もちろんジャズの醍醐味は、お客さんとのコミュニケーションから生まれるその場の空気やグルーヴなので、それをどうオンラインの場で生み出すかという部分は、ミュージシャンも一生懸命考えています。ただオンラインで中継するだけだと自己満足になってしまうと考えている人もいるし、たとえば音楽番組みたいに、自分であらかじめ収録した動画を流しながら、合間にトークコーナーを挟むみたいな方法を取る人もいて、いかにオンラインに最適化したコンテンツにシフトするかを試行錯誤しています。
——さらに、プレイヤーでもある池本さんが興味を持っているのが、オンラインでのセッション。リモートで繋がることがどんどん当たり前になっている環境に、音楽はどう対応しているのでしょうか。
ステイホームということもあって、音楽仲間とデータを送り合って多重録音してみたり、最近はオンラインでセッションできるアプリをよく利用しています。オンラインを活用すると、自宅にいながら遠くにいる人と気軽にセッションできるのはすごくいいのですが、やはり音のズレがすごく気になる。そこでオンラインセッションアプリを使うと、タイムラグをなるべく少なくしてくれるんです。さらに、友人とセッションができるだけじゃなくて、コミュニティを作って匿名でセッションしたり、気軽に練習する部屋とか、レッスンする部屋を立ち上げたりすることもできるようになっています。
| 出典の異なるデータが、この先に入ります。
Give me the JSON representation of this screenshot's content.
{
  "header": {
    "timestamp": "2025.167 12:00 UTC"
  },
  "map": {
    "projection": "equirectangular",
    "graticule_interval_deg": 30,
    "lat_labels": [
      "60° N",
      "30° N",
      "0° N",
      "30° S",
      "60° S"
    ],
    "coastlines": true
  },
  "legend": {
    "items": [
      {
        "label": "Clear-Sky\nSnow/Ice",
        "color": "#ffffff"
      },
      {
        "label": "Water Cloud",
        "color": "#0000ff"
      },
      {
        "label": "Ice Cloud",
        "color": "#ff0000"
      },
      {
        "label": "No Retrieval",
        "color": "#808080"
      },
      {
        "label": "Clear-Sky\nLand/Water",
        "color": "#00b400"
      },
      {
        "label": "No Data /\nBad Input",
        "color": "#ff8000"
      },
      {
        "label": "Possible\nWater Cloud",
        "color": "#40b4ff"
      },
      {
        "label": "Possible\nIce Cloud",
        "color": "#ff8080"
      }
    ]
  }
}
僕が実際にこのアプリでセッションをしてみて、それでもまだ0.1秒くらいは遅れているような感覚はあるんですけども、5Gの時代になったら、もっと遅延が補正されていくんじゃないかな。コミュニティ機能も、もっと広い世界で繋がっていって、自由な音楽の楽しみ方、制作の仕方が普及していくと考えています。今の状況下でも、ライブができないなりに新しい発想が生まれて、逆に気軽に音楽ができるようにしようよっていう動きになっている、ネガティブなことばかりではないんです。音楽好きな方や、興味がある方は、ぜひ、一緒にオンラインセッションしましょう!
取材後記
今回は池本さんに、ジャズ界で起きている意識変革、リモートライフだからこそ生まれた新しい音楽の楽しみ方の可能性を語ってもらいました。こうして、趣味に深く入っている人だけが知っている新サービスや技術革新を聞くと、とても驚かされます。エンターテインメントに詳しい人を集めて語ってもらうだけでも、新しい研究テーマができそうな予感に溢れています。
コメントピックアップ
このインタビューには音楽モノホンの人たちが続出。
池本さんが演奏された音源を社内ポッドキャストのBGMとして提供いただきました!
最近なんでテレビでやらないんだろうと思ってたジャズイベント、とっくに配信に移ってたのか。置いていかれている人がたくさんいるんだろうなと余計な心配。